Before we do the stacking we need to decorate the different backgrounds with different colors, to be able to tell them apart. Once again it is convenient to make a map with the different backgrounds and the corresponing colors. Colors are defined as integers (e.g. kRed = 632), meaning that the mapped value must also be an integer.
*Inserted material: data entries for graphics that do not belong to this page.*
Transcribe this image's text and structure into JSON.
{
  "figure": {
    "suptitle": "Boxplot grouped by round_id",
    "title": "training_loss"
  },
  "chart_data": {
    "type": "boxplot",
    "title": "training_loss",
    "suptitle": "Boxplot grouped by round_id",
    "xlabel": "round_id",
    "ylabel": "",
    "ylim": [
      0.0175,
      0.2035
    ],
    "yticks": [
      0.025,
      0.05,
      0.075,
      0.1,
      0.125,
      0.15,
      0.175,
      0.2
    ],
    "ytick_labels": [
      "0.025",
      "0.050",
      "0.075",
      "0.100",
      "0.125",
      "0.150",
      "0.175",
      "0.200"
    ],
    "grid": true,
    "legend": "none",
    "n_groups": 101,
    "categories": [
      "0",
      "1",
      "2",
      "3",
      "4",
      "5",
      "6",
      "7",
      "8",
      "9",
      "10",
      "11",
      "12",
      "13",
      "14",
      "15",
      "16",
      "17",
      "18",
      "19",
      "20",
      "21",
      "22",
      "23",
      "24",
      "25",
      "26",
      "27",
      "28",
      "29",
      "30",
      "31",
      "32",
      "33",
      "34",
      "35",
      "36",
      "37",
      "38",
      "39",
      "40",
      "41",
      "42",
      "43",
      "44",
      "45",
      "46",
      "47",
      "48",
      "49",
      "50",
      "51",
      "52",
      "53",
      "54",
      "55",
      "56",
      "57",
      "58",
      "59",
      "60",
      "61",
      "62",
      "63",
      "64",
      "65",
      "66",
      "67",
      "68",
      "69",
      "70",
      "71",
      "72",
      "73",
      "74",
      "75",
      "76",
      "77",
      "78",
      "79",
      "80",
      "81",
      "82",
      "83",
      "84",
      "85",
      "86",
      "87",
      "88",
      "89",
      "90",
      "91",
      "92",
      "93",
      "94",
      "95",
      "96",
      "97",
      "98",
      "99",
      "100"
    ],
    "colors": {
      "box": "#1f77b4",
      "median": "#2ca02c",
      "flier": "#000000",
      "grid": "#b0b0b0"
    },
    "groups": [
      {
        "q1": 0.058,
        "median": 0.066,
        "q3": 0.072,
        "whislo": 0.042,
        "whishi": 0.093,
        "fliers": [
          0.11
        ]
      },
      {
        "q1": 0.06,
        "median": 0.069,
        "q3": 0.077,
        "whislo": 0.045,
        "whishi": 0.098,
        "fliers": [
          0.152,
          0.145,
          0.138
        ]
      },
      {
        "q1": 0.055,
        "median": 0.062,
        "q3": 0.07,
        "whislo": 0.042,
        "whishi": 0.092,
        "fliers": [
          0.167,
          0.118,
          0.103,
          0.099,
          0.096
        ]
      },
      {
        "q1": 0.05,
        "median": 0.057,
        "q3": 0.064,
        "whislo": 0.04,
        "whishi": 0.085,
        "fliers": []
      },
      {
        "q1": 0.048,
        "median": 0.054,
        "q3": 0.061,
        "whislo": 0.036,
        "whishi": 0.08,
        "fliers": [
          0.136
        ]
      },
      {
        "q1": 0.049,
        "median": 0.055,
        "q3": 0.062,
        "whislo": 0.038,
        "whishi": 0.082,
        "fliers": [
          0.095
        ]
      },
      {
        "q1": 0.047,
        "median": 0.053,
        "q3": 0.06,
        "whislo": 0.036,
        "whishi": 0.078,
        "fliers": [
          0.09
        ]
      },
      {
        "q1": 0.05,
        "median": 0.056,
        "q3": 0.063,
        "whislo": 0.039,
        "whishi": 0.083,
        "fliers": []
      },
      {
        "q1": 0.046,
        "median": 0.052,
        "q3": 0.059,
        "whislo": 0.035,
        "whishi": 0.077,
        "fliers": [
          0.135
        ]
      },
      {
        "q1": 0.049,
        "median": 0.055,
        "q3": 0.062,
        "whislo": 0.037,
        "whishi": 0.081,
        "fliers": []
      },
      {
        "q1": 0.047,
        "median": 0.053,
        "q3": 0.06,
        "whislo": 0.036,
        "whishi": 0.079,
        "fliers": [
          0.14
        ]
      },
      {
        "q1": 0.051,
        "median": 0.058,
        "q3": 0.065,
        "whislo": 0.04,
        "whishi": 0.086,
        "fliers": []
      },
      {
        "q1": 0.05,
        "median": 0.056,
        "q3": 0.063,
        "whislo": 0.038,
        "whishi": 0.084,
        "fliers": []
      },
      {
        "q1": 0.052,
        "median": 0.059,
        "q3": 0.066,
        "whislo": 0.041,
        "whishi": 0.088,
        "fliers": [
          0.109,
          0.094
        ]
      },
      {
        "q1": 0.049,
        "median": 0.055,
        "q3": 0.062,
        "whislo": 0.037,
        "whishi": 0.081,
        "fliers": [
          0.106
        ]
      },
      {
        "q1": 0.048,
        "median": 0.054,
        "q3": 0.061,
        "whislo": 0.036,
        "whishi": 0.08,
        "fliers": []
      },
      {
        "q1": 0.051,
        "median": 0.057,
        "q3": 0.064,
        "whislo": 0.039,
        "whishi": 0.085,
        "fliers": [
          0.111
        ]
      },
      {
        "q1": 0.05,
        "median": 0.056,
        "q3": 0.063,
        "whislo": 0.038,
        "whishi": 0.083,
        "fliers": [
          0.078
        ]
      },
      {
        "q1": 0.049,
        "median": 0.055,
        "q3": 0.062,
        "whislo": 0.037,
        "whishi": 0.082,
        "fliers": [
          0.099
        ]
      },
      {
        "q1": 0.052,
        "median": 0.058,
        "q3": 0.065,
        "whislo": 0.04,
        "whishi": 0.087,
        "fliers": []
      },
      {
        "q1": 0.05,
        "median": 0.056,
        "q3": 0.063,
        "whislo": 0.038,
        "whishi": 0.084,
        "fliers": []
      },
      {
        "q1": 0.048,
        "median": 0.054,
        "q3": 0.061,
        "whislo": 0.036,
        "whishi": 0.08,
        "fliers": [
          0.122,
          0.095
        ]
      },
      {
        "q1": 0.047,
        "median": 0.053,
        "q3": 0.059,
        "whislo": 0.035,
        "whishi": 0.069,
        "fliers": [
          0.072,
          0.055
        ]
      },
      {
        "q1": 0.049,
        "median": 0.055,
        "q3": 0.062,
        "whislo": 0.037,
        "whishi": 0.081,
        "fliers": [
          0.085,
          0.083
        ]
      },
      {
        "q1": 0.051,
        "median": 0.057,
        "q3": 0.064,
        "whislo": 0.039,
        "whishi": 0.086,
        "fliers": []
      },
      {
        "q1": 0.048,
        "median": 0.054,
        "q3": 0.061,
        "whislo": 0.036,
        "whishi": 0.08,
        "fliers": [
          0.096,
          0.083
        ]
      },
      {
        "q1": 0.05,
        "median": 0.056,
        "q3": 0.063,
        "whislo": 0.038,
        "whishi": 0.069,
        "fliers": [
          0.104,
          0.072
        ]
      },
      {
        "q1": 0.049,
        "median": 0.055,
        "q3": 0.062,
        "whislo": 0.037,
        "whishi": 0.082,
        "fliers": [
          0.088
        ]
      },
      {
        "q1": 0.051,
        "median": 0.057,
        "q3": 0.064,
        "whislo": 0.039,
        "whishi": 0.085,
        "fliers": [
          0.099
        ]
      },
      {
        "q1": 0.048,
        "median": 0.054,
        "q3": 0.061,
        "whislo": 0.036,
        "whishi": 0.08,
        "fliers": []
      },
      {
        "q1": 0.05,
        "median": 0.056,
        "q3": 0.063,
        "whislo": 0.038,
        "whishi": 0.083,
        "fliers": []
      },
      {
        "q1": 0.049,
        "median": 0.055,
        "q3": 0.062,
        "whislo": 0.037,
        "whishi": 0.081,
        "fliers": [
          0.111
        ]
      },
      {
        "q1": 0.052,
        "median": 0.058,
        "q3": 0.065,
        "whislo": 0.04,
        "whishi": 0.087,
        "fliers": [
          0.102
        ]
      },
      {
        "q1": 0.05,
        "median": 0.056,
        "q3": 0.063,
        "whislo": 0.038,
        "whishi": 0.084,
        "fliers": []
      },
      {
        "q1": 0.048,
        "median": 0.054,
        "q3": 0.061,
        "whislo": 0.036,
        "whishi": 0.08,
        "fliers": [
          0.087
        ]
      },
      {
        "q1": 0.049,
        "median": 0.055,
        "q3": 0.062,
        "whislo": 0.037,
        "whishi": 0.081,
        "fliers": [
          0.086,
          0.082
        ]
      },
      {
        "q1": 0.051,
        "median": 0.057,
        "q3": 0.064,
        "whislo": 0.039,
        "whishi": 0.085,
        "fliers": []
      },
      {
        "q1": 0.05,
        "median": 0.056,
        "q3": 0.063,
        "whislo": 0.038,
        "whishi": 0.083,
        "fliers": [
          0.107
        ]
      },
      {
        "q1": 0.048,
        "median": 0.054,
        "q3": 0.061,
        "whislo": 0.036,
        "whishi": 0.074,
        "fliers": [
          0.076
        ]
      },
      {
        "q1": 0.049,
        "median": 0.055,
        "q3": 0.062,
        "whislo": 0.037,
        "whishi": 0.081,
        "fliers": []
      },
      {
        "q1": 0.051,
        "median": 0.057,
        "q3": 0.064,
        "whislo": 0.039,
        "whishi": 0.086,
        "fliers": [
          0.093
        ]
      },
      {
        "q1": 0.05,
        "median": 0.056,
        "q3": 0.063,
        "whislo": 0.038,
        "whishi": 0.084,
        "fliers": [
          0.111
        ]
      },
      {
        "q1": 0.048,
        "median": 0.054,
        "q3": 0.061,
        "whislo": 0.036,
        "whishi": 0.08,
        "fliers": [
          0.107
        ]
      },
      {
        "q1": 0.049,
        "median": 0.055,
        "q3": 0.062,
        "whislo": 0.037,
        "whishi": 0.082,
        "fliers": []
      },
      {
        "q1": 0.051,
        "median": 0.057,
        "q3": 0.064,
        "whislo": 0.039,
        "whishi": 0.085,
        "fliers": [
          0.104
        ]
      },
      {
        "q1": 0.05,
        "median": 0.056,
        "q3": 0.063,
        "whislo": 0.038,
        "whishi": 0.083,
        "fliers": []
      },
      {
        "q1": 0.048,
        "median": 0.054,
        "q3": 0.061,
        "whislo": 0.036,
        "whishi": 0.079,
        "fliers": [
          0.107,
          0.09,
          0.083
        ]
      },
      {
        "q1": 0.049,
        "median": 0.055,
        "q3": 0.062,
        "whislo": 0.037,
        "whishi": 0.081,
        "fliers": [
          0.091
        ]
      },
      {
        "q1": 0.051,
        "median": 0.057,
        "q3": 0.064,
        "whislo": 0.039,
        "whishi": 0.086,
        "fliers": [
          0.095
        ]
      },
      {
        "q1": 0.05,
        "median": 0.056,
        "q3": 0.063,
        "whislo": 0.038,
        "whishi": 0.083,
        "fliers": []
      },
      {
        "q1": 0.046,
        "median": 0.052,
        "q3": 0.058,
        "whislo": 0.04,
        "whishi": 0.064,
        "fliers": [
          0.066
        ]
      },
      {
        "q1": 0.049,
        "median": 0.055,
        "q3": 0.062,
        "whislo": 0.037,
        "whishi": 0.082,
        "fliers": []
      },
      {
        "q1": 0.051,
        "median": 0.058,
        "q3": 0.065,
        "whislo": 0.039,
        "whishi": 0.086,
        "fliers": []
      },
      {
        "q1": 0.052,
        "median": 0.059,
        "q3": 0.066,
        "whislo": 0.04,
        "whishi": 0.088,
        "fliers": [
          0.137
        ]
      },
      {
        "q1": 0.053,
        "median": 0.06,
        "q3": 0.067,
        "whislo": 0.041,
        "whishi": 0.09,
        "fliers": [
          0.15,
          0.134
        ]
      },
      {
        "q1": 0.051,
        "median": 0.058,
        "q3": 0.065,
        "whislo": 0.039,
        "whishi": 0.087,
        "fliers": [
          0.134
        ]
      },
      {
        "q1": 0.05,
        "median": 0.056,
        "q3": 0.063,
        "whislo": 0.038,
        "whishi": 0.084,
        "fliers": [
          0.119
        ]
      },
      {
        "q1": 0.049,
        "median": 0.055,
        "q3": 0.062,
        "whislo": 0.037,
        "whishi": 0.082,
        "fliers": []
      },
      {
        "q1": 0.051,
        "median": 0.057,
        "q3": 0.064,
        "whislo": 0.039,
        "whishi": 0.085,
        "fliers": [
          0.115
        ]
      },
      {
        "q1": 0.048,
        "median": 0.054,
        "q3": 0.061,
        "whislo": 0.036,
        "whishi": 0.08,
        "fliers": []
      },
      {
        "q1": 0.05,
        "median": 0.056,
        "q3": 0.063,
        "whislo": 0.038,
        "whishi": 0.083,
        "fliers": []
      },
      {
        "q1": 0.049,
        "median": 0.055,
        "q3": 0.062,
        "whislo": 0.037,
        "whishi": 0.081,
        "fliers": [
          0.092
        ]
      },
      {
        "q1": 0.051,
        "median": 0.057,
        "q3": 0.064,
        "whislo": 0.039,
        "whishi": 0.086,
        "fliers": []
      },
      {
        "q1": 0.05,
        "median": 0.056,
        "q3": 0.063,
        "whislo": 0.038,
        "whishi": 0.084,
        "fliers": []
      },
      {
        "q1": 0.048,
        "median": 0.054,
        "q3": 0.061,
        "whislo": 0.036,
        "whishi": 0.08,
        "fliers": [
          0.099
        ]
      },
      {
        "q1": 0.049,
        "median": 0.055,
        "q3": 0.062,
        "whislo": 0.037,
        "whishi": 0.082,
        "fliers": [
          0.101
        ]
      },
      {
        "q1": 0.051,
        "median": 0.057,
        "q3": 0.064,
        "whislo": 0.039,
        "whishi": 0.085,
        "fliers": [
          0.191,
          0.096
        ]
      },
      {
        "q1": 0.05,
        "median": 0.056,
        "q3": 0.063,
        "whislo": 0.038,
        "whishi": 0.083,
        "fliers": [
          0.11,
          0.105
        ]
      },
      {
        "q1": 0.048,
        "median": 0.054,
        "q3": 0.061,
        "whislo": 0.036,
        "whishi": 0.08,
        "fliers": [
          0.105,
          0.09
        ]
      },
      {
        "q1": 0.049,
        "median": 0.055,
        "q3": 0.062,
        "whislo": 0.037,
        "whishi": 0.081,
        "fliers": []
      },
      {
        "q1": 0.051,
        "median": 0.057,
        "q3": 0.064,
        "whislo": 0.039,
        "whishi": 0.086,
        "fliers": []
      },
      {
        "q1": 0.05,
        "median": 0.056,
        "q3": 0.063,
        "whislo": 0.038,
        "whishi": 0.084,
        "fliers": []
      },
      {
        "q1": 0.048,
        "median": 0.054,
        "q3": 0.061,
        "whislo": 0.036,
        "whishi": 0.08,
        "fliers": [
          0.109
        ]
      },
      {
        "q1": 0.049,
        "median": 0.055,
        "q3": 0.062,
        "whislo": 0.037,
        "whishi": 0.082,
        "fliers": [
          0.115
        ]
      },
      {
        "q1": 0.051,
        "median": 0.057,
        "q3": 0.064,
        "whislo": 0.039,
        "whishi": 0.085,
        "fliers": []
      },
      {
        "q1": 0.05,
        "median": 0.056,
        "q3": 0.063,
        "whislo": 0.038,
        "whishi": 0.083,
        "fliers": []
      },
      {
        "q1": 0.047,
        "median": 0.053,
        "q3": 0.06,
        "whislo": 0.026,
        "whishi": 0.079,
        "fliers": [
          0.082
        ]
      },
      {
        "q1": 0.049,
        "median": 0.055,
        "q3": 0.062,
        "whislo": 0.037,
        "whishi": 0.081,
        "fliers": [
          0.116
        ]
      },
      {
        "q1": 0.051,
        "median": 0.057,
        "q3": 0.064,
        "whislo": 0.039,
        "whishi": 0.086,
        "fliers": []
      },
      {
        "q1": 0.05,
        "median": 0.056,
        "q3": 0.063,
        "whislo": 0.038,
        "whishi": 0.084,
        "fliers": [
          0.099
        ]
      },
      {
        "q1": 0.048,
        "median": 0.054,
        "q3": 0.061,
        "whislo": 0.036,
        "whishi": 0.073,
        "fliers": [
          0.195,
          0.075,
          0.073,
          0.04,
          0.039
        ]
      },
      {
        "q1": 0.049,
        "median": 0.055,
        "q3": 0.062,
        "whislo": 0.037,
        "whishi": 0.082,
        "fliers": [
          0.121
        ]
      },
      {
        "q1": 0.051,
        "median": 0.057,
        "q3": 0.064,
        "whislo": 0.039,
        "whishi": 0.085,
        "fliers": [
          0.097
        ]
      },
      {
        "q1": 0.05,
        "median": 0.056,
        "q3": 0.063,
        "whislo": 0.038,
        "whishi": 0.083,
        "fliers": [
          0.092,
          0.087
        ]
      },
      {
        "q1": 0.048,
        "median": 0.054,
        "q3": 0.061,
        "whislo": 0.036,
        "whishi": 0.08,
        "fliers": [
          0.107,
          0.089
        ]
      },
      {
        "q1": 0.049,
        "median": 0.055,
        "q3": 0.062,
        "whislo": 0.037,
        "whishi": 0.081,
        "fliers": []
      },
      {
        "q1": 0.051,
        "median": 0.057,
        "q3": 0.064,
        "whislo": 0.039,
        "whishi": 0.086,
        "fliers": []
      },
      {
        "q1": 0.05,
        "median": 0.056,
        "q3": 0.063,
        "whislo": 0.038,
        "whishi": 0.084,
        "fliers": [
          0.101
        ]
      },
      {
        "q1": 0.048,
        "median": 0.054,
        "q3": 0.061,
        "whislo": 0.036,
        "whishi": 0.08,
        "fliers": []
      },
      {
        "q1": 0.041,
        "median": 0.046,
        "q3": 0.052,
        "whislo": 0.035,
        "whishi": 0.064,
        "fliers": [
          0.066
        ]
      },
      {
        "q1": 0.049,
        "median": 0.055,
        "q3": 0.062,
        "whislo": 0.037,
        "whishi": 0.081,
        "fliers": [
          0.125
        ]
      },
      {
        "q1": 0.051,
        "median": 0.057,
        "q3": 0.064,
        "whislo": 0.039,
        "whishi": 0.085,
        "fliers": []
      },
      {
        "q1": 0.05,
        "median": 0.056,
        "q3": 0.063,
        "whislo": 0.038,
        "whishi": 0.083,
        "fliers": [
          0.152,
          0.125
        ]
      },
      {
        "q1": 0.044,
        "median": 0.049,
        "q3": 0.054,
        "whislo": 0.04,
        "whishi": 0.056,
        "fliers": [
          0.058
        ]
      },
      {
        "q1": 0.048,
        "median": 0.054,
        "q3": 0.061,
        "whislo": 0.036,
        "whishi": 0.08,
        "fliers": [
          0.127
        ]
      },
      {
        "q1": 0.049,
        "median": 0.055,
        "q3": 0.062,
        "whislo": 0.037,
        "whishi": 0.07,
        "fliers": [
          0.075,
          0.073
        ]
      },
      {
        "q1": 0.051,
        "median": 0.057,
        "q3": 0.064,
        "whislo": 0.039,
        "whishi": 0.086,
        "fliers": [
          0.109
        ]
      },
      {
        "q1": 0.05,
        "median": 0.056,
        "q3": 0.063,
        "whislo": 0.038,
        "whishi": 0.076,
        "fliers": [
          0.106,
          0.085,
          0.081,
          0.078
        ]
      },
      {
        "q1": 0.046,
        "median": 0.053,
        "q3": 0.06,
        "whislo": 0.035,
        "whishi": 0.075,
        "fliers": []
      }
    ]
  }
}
More about the ROOT colors can be found in the [TColor](https://root.cern.ch/doc/master/classTColor.html) class reference.  

In [17]:
map<TString, Int_t> colors; 

In [18]:
colors["Diboson"] = kBlue; 
colors["Zjets"] = kRed; 
colors["ttbar"] = kGreen;

In [19]:
for(const auto h:bgs){
    hist_mll[h]->SetFillColor(colors[h]); 
    hist_met[h]->SetFillColor(colors[h]);
    hist_lep_pt[h]->SetFillColor(colors[h]);
    
    hist_mll[h]->SetLineColor(colors[h]); 
    hist_met[h]->SetLineColor(colors[h]);
    hist_lep_pt[h]->SetLineColor(colors[h]);
}

In [20]:
THStack *stack_mll = new THStack("Invariant mass", "");

In [21]:
THStack *stack_met = new THStack("Missing ET", ""); 

In [22]:
for(const auto h:bgs){
    stack_mll->RecursiveRemove(hist_mll[h]); // Remove previously stacked histograms  
    stack_met->RecursiveRemove(hist_met[h]);
    stack_mll->Add(hist_mll[h]); 
    stack_met->Add(hist_met[h]);
}    

Now we make a legend with the different backgrounds, and plot the stacks. 

In [23]:
gStyle->SetLegendBorderSize(0); // Remove (default) border around legend 
TLegend *legend = new TLegend(0.65, 0.70, 0.85, 0.85); 

In [24]:
legend->Clear();
for(const auto i:bgs){
    legend->AddEntry(hist_mll[i], i, "f");  // Add your histograms to the legend
} 

In [25]:
TCanvas *C = new TCanvas("c", "c", 600, 600);

In [26]:
gPad->SetLogy(); // Set logarithmic y-axis

In [27]:
stack_mll->Draw(); 
stack_mll->GetYaxis()->SetTitle("# events");
stack_mll->GetYaxis()->SetTitleOffset(1.3); 
stack_mll->GetXaxis()->SetTitle("m_{ll} (GeV)");
stack_mll->GetXaxis()->SetTitleOffset(1.3);
legend->Draw();
C->Draw();

In [31]:
stack_met->Draw(); 
stack_met->GetYaxis()->SetTitle("# events");
stack_met->GetYaxis()->SetTitleOffset(1.3); 
stack_met->GetXaxis()->SetTitle("E_{T}^{miss} (GeV)");
stack_met->GetXaxis()->SetTitleOffset(1.3);
stack_met->GetXaxis()->SetLimits(0,250);
legend->Draw();
C->Draw();